Máscara do século XVI,
Nigéria, Edo, Corte de Benin.
Metropolitan Museum of Art.
As obras de arte da África negra, frutos da
criação coletiva, obras de ninguém, obras de todos, raramente são exibidas em
pé de igualdade com as obras dos artistas que se consideram dignos desse nome.
Esses butins do saque colonial podem ser encontrados, por exceção, em alguns
museus de arte da Europa e dos Estados Unidos e também em algumas coleções
privadas, mas seu espaço “natural” é nos museus de antropologia. Reduzida à
categoria de artesanato ou expressão folclórica, a arte africana só consegue
ser digna de atenção alinhada entre outros costumes de povos exóticos.
O mundo chamado “ocidental”, acostumado a atuar
como credor do resto do mundo, não tem maior interesse em reconhecer suas
próprias dividas. No entanto, qualquer um que tenha olhos para olhar e admirar,
poderia muito bem perguntar: Que seria da arte do século XX sem a contribuição
da arte negra? Sem a mamãe africana, que lhes deu de mamar, teriam existido as
pinturas e esculturas mais famosas de nosso tempo?
Numa obra publicada pelo Museu de Arte Moderna de
Nova York, Willian Rubin e outros estudiosos fizeram um revelador cotejo das
imagens. Página a página, documentaram a dívida da arte que chamamos arte com a
arte dos chamados povos “primitivos”, que é fonte de inspiração e plágio.

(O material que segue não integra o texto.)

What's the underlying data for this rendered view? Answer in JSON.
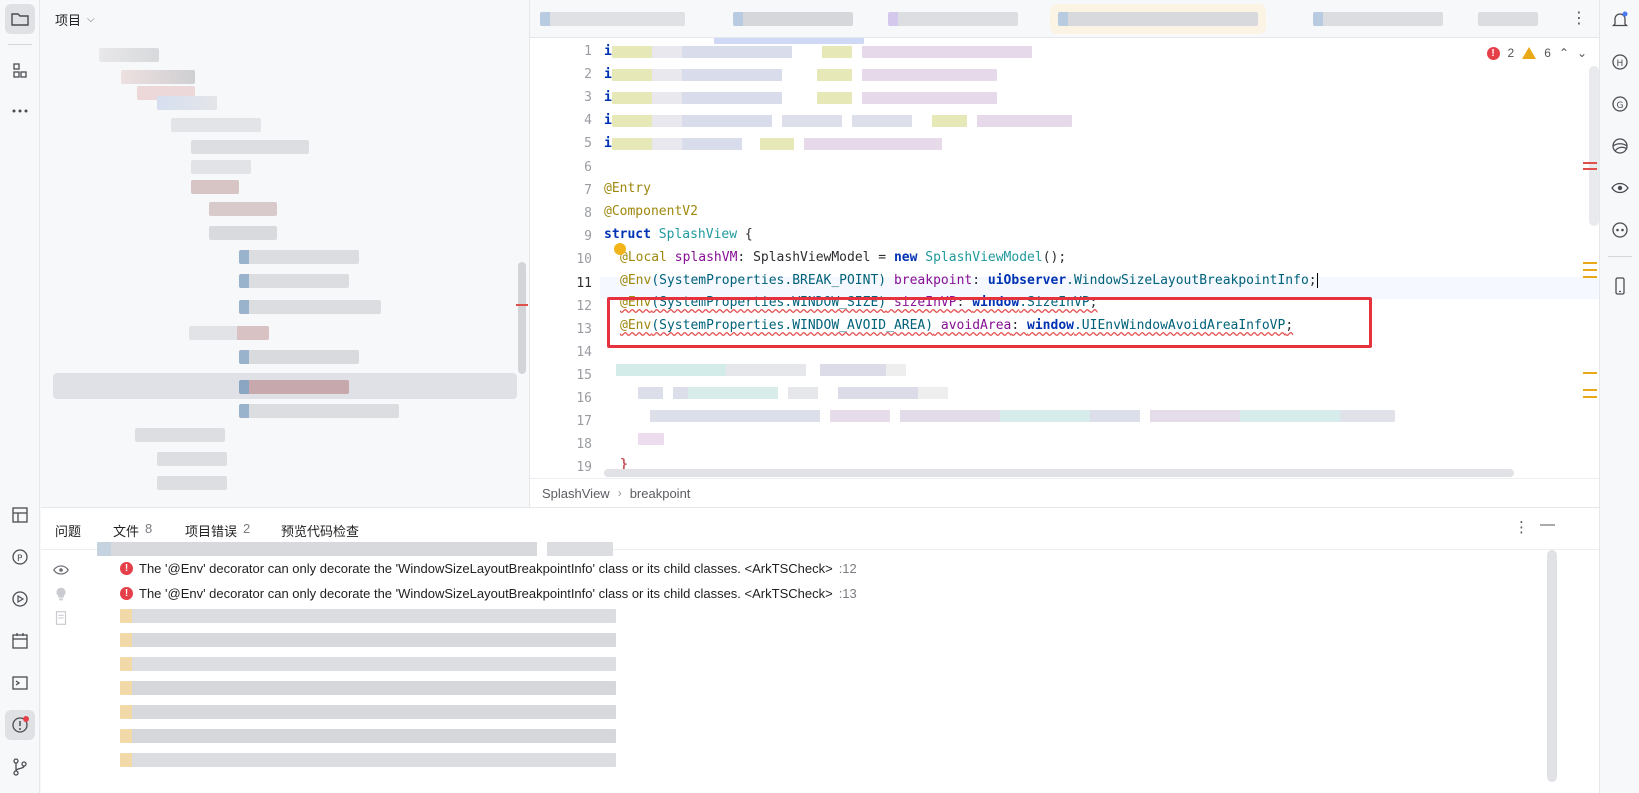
{
  "project": {
    "title": "项目",
    "selected_row_index": 9
  },
  "editor": {
    "line_numbers": [
      "1",
      "2",
      "3",
      "4",
      "5",
      "6",
      "7",
      "8",
      "9",
      "10",
      "11",
      "12",
      "13",
      "14",
      "15",
      "16",
      "17",
      "18",
      "19"
    ],
    "current_line": "11",
    "code": {
      "l1": "i",
      "l2": "i",
      "l3": "i",
      "l4": "i",
      "l5": "i",
      "l7": "@Entry",
      "l8": "@ComponentV2",
      "l9_kw": "struct",
      "l9_name": "SplashView",
      "l9_brace": " {",
      "l10_dec": "@Local",
      "l10_name": " splashVM",
      "l10_colon": ": ",
      "l10_type": "SplashViewModel",
      "l10_eq": " = ",
      "l10_new": "new",
      "l10_ctor": " SplashViewModel",
      "l10_end": "();",
      "l11_dec": "@Env",
      "l11_arg": "(SystemProperties.BREAK_POINT)",
      "l11_name": " breakpoint",
      "l11_colon": ": ",
      "l11_ns": "uiObserver",
      "l11_type": ".WindowSizeLayoutBreakpointInfo",
      "l11_end": ";",
      "l12_dec": "@Env",
      "l12_arg": "(SystemProperties.WINDOW_SIZE)",
      "l12_name": " sizeInVP",
      "l12_colon": ": ",
      "l12_ns": "window",
      "l12_type": ".SizeInVP",
      "l12_end": ";",
      "l13_dec": "@Env",
      "l13_arg": "(SystemProperties.WINDOW_AVOID_AREA)",
      "l13_name": " avoidArea",
      "l13_colon": ": ",
      "l13_ns": "window",
      "l13_type": ".UIEnvWindowAvoidAreaInfoVP",
      "l13_end": ";",
      "l19": "}"
    },
    "inspection": {
      "errors": "2",
      "warnings": "6",
      "error_icon": "!"
    },
    "breadcrumbs": [
      "SplashView",
      "breakpoint"
    ]
  },
  "problems": {
    "tabs": [
      {
        "label": "问题",
        "count": ""
      },
      {
        "label": "文件",
        "count": "8"
      },
      {
        "label": "项目错误",
        "count": "2"
      },
      {
        "label": "预览代码检查",
        "count": ""
      }
    ],
    "messages": [
      {
        "text": "The '@Env' decorator can only decorate the 'WindowSizeLayoutBreakpointInfo' class or its child classes. <ArkTSCheck>",
        "line": ":12"
      },
      {
        "text": "The '@Env' decorator can only decorate the 'WindowSizeLayoutBreakpointInfo' class or its child classes. <ArkTSCheck>",
        "line": ":13"
      }
    ],
    "error_icon": "!"
  },
  "icons": {
    "left": [
      "folder-icon",
      "structure-icon",
      "more-icon",
      "layout-icon",
      "plugin-icon",
      "run-icon",
      "todo-icon",
      "terminal-icon",
      "problems-icon",
      "git-icon"
    ],
    "right": [
      "notification-icon",
      "h-icon",
      "g-icon",
      "globe-icon",
      "eye-icon",
      "robot-icon",
      "device-icon"
    ]
  },
  "colors": {
    "error": "#e5404a",
    "warning": "#e8a817",
    "highlight_box": "#e5323e",
    "accent": "#4a7af0"
  }
}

Os principais protagonistas da pintura e da
escultura contemporâneas foram alimentados pela arte africana e alguns a
copiaram sem ao menos dizer obrigado. O gênio mais alto da arte do nosso
século, Pablo Picasso, sempre trabalhou rodeado de máscaras e tapetes africanos,
e essa influência aparece em muitas maravilhas que deixou. A obra que deu
origem ao cubismo, “Les demoiselles d´Avinyó” (as senhoritas da rua das putas,
em Barcelona), contem um dos numerosos exemplos. O rosto mais célebre do quadro,
o que mais agride a simetria tradicional, é a reprodução exata de uma máscara
do Congo exposta no Museu Real da África Central, na Bélgica, que representa um
rosto deformado pela sífilis.
Algumas cabeças de Amedeo Modigliani são irmãs
gêmeas de máscaras do Mali e da Nigéria. As guarnições dos signos dos tapetes
tradicionais do Mali serviram de modelo para os grafismos de Paul Klee. Algumas
das talhas estilizadas do Congo e do Quênia, feitas muito antes do nascimento
de Alberto Giacometti, poderiam passar por obras suas em qualquer museu do
mundo e ninguém se daria conta. Poder-se-ia fazer um joguinho de diferenças – e
seria muito difícil identificá-las – entre o óleo de Marx Ernest, “Cabeça de
Homem”, e a escultura em madeira da Costa do Marfim “Cabeça de um cavaleiro”,
que pertence a uma coleção particular de Nova York. A “Luz da lua numa rajada
de vento”, de Alexandre Calder, traz um rosto que é “clone” de uma máscara
“luba” do Congo, pertencente ao museu de Seattle.
*Eduardo Galeano in. “De pernas pro ar: a escola
do mundo ao avesso”. Ed. l&pm, 2011, pp.75-76.